Deliver Us The Moon shows promise, up until it suddenly stops

There was a time where any sort of post-apocalyptic fiction seemed to be just that — fiction. But with each passing day and the progressively worsening conditions both environmentally and socially, it’s become harder to read such works as fiction. If anything, they sometimes feel a glimpse at what’s to come, a possible best case scenario should everything fall apart and we somehow survive whatever disaster will befall us.

Stuff like Deliver Us The Moon: Fortuna in particular, a game whose premise is based around the very real threat of climate change, is the kind of work that reignites those constant, latent worries about the state of our planet.

The premise goes that, as Earth began to worsen due to climate change and the general effects of mining it dry of resources (thanks, capitalism), a new element called Helium 3 was discovered on the moon. This new element was capable of solving the energy crisis back on Earth, and so the World Space Agency was formed with the objective of colonizing the moon to mine it for Helium 3 to power Earth. To do this, the ASW sets up a massive relay system to beam the energy directly to Earth. After many years of operation, however, the system suddenly goes dark, and no one knows why. That’s where you come in. Several years after the blackout, an astronaut referred only as “Fortuna” is sent to the moon on a mission to find out what happened and whether power can be restored.

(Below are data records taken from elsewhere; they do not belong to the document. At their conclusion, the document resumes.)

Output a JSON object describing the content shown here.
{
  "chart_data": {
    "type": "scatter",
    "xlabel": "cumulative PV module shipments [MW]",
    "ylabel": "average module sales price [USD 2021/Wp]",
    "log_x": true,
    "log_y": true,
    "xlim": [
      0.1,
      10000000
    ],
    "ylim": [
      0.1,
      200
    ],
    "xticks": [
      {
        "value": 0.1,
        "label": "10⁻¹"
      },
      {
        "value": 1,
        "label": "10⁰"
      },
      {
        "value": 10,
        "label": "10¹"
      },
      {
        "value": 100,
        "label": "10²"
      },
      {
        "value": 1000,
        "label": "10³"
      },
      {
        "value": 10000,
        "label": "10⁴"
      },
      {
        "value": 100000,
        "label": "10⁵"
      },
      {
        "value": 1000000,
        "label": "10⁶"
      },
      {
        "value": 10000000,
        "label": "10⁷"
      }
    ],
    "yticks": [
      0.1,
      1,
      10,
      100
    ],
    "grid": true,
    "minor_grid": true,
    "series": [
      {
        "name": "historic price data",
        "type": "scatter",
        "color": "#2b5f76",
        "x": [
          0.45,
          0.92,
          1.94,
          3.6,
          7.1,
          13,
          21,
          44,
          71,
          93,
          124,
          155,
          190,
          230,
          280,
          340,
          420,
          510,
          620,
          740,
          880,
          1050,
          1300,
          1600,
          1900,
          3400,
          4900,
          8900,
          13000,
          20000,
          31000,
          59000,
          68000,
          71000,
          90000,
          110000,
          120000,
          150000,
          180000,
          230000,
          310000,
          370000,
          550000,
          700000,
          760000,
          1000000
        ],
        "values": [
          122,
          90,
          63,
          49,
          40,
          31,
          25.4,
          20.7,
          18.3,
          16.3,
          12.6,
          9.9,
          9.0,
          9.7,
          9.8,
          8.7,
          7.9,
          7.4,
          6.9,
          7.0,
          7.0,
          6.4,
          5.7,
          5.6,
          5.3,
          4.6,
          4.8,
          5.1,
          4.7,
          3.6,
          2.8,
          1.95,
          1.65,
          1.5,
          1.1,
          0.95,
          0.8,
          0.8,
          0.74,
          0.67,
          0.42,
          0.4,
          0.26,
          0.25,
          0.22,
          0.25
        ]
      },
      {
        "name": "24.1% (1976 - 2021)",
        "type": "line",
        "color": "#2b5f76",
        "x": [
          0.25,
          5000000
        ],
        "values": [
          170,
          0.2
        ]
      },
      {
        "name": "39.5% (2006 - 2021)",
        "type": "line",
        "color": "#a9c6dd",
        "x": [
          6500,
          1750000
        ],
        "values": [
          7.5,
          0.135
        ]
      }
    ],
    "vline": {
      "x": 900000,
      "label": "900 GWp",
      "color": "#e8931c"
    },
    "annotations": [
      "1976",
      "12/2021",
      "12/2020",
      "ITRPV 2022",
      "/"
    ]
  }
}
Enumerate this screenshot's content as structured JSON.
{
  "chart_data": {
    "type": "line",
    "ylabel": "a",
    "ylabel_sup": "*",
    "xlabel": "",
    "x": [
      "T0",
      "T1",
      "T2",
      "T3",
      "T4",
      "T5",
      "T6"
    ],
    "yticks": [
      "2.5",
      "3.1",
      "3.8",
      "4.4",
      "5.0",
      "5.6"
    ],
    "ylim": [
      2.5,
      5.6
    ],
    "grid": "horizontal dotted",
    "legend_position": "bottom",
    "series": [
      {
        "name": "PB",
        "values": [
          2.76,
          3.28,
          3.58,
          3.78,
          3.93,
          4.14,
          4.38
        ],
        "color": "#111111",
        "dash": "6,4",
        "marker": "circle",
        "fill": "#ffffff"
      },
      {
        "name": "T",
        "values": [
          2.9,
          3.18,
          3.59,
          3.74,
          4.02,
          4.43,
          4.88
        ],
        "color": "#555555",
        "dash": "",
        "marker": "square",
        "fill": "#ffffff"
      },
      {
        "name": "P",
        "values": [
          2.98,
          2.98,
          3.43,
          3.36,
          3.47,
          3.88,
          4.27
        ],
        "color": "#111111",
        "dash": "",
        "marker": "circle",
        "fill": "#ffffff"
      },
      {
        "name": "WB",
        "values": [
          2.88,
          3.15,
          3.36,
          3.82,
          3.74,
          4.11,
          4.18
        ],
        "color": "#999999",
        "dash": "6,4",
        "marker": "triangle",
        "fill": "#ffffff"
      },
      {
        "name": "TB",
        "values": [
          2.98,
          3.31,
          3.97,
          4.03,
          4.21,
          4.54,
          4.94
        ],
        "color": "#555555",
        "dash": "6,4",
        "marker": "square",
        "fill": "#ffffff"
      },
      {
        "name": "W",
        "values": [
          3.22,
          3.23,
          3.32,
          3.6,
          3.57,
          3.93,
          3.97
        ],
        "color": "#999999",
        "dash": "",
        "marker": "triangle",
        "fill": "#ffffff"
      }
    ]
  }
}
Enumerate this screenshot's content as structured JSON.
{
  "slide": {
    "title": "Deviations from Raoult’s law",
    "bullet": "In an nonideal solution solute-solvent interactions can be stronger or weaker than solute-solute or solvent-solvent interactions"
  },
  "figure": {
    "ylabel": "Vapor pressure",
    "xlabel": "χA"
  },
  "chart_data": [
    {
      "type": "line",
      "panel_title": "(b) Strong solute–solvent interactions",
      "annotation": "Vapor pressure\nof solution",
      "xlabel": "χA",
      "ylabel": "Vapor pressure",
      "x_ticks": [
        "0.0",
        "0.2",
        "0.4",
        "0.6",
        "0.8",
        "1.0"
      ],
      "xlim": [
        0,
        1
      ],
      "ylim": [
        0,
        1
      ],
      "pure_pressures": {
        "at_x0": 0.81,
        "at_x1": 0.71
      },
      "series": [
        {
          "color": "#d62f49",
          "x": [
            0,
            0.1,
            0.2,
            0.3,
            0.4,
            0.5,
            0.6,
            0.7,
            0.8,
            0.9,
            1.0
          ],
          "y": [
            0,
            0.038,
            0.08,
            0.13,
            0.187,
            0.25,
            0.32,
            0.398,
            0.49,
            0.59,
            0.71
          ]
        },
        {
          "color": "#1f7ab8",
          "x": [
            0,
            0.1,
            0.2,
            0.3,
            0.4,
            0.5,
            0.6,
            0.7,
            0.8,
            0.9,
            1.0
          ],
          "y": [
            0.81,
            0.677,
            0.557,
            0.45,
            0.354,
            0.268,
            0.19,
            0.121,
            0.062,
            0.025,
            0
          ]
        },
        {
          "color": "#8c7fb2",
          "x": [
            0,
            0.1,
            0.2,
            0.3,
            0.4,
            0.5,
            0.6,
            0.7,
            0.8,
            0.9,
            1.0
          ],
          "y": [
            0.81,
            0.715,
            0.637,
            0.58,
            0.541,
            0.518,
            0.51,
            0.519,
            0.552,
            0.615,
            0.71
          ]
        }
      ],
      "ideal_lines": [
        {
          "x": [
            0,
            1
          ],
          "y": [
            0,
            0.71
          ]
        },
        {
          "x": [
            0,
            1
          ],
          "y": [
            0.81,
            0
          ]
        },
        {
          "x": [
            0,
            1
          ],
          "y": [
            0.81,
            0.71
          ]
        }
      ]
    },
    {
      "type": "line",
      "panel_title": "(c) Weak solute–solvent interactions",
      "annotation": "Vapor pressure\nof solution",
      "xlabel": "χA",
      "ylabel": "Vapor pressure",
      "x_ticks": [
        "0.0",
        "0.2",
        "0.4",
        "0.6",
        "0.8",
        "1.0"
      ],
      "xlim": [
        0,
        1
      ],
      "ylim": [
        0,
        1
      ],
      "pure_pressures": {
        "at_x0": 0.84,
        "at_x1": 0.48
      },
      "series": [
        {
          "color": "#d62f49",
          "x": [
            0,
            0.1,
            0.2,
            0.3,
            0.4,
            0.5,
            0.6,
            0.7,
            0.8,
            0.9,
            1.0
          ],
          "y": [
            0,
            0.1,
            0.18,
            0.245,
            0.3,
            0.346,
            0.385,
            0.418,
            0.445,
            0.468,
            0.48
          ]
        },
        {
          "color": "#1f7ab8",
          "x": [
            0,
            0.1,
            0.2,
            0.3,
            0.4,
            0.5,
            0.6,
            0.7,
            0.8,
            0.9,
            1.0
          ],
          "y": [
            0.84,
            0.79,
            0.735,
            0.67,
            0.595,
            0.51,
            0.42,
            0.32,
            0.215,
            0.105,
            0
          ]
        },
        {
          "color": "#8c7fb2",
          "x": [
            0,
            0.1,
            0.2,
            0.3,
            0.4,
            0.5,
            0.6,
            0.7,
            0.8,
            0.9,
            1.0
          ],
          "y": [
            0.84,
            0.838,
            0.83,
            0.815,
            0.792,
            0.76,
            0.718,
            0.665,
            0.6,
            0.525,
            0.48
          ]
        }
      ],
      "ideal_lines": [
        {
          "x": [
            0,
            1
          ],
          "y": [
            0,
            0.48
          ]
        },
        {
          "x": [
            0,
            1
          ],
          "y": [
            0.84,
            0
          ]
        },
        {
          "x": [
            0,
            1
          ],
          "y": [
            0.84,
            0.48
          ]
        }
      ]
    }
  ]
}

It’s a pessimistic outlook, to be sure. That our planet is doomed to be destroyed because of our constant consumption of its resources, and that our only solution is to look to space and repeat our actions on other planets until there’s no more resources to be mined. I recall when I first saw Deliver Us the Moon at E3 a couple years ago, the premise felt like just another work of science fiction; prescient, perhaps, but maybe something we could still avoid. Now, two years later, with constant news stories about the dire state the planet is in and how much worse it’ll be if we don’t take drastic action to stem the effects of global warming soon, it feels like a frustrating reminder of our current predicament and the constant existential terror of what our future holds.

Of course, Deliver Us The Moon uses this primarily as a backdrop. Its story is more interested in the mystery of what happened to everyone on the moon colony than the situation on Earth. That’s not to say it doesn’t do anything with it — it is the catalyst for the entire plot, after all — just that, at least right now, the game doesn’t leverage it to the point of stating a clear thesis on the matter. It feels like it can be read both as a work that believes technology will be what saves us or one that’s critical of the entire premise at this point, given the story remains incomplete.

Deliver Us The Moon plays similarly to games like Tacoma in that you’re purely walking through spaces piecing together what happened via notes, audio logs, and holographic recordings of events. It’s pretty leisurely paced on the whole, apart from the rare quick-time event, which feel out of place. Most of Deliver Us The Moon is slow and steady, allowing you to wander around and take your time exploring your surroundings. It does occasionally press you to move quickly when moving through sections of the station that don’t have life support powered on, or while walking across the surface of the moon itself, by giving you a very limited supply of oxygen, but these segments feel thematically consistent with the rest of the game. The quick-time events always come out of nowhere, and provide little time to respond to the on-screen prompts. Every time I encountered them, I thought I was just watching a cutscene until the button prompts appeared, at which point I often noticed them too late. They feel like an unnecessary addition.


The game is at its best during exploration. As you wander around, you learn bits and pieces about the crew, which provides some clues as to what was going on leading up to and during the aftermath of the incident, as well as other occurrences that have taken place over the years that may or may not have any bearing on why the station went silent. Your investigation largely follows the footsteps of a couple previous workers assigned to the station directly above the moon and their findings in the immediacy of the colony going dark. Seeing the events unfold both through the perspective of the people during the actual incident and the first responders afterwards provides a nice contrast, if only to see how your own conclusions differ from those of the characters investigating and the actual events as they become clear.

Upon arriving, it’s revealed that everyone’s vanished. Unsurprising given no one was able to establish contact at all; but then, where did they go? The answer reveals itself soon enough, but they only raise more questions. That’s largely because the game abruptly ends just as its story begins to hit its stride, just as it looks like answers might be within reach. It’s frustrating, because it happens so suddenly, and at a point where it doesn’t really feel like a satisfying cliffhanger, either. A message from the developers promises that the story will continue via a free update, however, which is good to know, but it’s still disappointing to see it end on such a sudden and unsatisfying note right now.

As such, it’s hard to say where Deliver Us The Moon stands on its premise yet — whether it really believes Earth is beyond saving and that our salvation lies in the stars or whether it’s critical of the idea that technology will save us. The current material sets up a lot of potential story threads that could easily lead it either way, making it difficult to determine where it falls. I’m curious to find out, though.